JEFFERSON CITY — Republican U.S. Senate candidate Roy Blunt started airing television ads Tuesday that highlight his background but leave out his government experience.
In the ad, Blunt stands on a farm while old family photographs flash on the screen. Blunt explains that his grandmothers taught in one-room school houses and that after becoming the first in his family to graduate from college, he became a high school teacher and college president.
Blunt also criticizes Congress and contends federal policies have made it harder for people to achieve through hard work and education.
"Irresponsible spending and crippling debt are killing jobs today and our children's future tomorrow," Blunt said in the ad.
There is no mention of the elected offices Blunt has held. Blunt was Missouri's secretary of state from 1985 to 1993 and has served in the U.S. House since 1997.
Rich Chrismer, a spokesman for Blunt's campaign, said the ads started running statewide Tuesday. Chrismer said the ad focused on how the American dream has been threatened.
Blunt "is discussing the values of education and hard work and how those values cannot possibly survive unless the people put a stop to the Washington liberal-power monopoly," Chrismer said.
Missouri's primary election to replace retiring Republican Sen. Kit Bond is Aug. 3.
Republican state Sen. Chuck Purgason is challenging Blunt in the GOP primary, and Secretary of State Robin Carnahan, is the Democratic front-runner.
In a news release about the new ad, Blunt's campaign focused its criticism on Carnahan over the federal health care overhaul, energy legislation and the federal stimulus package.
Carnahan campaign spokesman Linden Zakula said voters are tired of Blunt's own spending.
"Congressman Blunt has become part of the very worst of Washington when it comes to waste, corruption, and sticking it to the middle class, and now he is defending his record to voters on both sides of the aisle," Zakula said.

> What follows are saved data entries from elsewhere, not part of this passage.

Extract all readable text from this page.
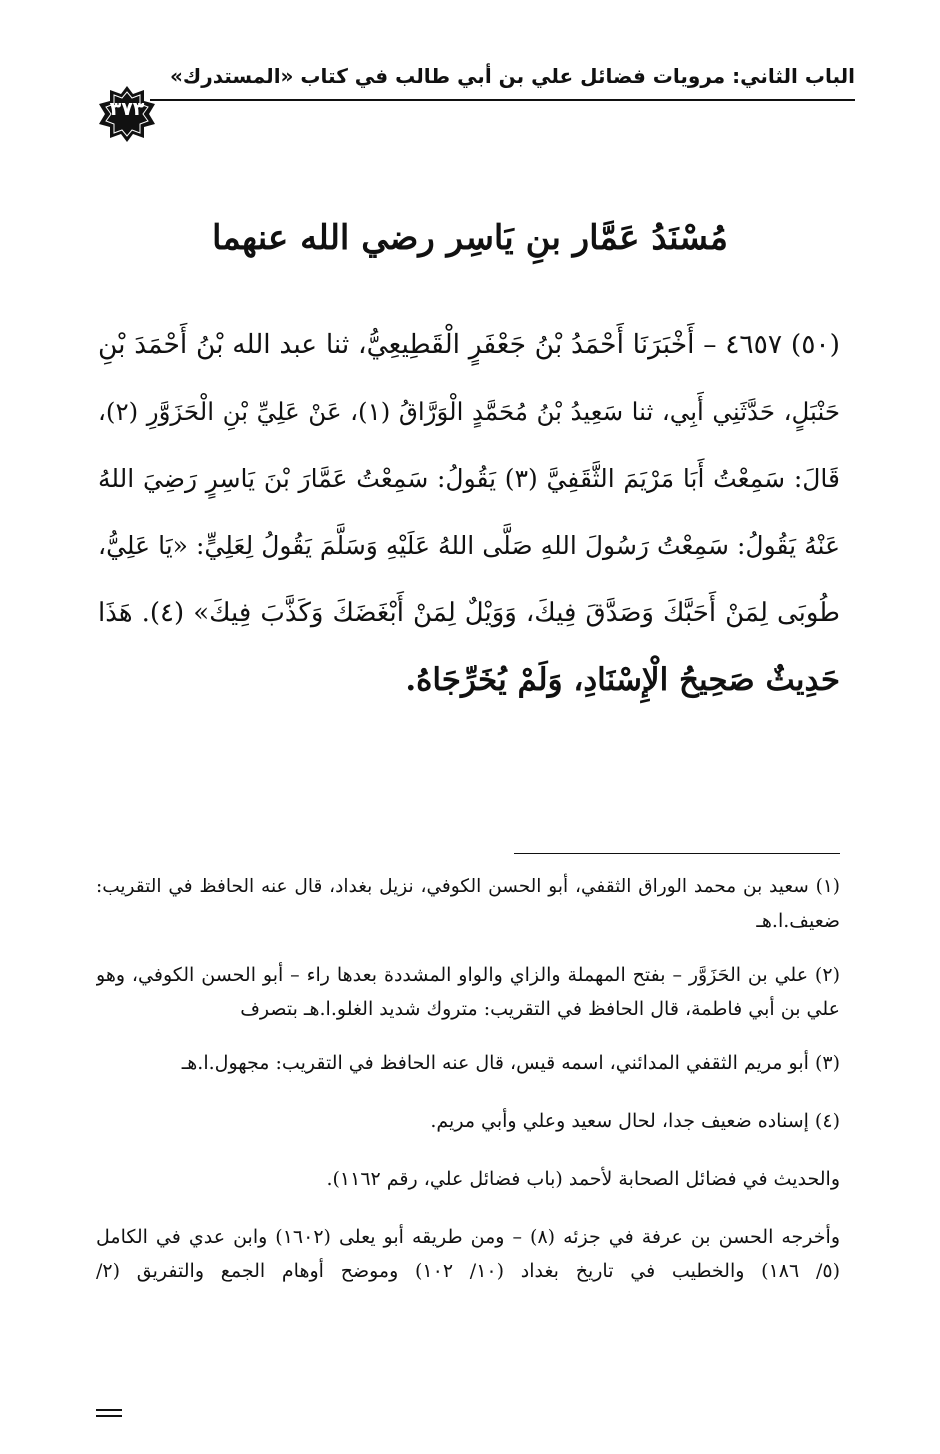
الباب الثاني: مرويات فضائل علي بن أبي طالب في كتاب «المستدرك»
٣٧٣
مُسْنَدُ عَمَّار بنِ يَاسِر رضي الله عنهما
(٥٠) ٤٦٥٧ – أَخْبَرَنَا أَحْمَدُ بْنُ جَعْفَرٍ الْقَطِيعِيُّ، ثنا عبد الله بْنُ أَحْمَدَ بْنِ
حَنْبَلٍ، حَدَّثَنِي أَبِي، ثنا سَعِيدُ بْنُ مُحَمَّدٍ الْوَرَّاقُ (١)، عَنْ عَلِيِّ بْنِ الْحَزَوَّرِ (٢)،
قَالَ: سَمِعْتُ أَبَا مَرْيَمَ الثَّقَفِيَّ (٣) يَقُولُ: سَمِعْتُ عَمَّارَ بْنَ يَاسِرٍ رَضِيَ اللهُ
عَنْهُ يَقُولُ: سَمِعْتُ رَسُولَ اللهِ صَلَّى اللهُ عَلَيْهِ وَسَلَّمَ يَقُولُ لِعَلِيٍّ: «يَا عَلِيُّ،
طُوبَى لِمَنْ أَحَبَّكَ وَصَدَّقَ فِيكَ، وَوَيْلٌ لِمَنْ أَبْغَضَكَ وَكَذَّبَ فِيكَ» (٤). هَذَا
حَدِيثٌ صَحِيحُ الْإِسْنَادِ، وَلَمْ يُخَرِّجَاهُ.
(١) سعيد بن محمد الوراق الثقفي، أبو الحسن الكوفي، نزيل بغداد، قال عنه الحافظ في التقريب:
ضعيف.ا.هـ
(٢) علي بن الحَزَوَّر – بفتح المهملة والزاي والواو المشددة بعدها راء – أبو الحسن الكوفي، وهو
علي بن أبي فاطمة، قال الحافظ في التقريب: متروك شديد الغلو.ا.هـ بتصرف
(٣) أبو مريم الثقفي المدائني، اسمه قيس، قال عنه الحافظ في التقريب: مجهول.ا.هـ
(٤) إسناده ضعيف جدا، لحال سعيد وعلي وأبي مريم.
والحديث في فضائل الصحابة لأحمد (باب فضائل علي، رقم ١١٦٢).
وأخرجه الحسن بن عرفة في جزئه (٨) – ومن طريقه أبو يعلى (١٦٠٢) وابن عدي في الكامل
(٥/ ١٨٦) والخطيب في تاريخ بغداد (١٠/ ١٠٢) وموضح أوهام الجمع والتفريق (٢/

Purgason, who is seeking to tap into anti-incumbent sentiments started running radio ads last month criticizing Blunt as a "Washington insider." Purgason said Tuesday it is more significant what Blunt did not say in his TV ad, such as voting for the federal bailout of troubled financial institutions.
"The people who got us into this mess are not the ones who are going to get us out of it," Purgason said.
Blunt also has been criticized in ads from other groups over opposition to energy legislation that included a cap-and-trade program.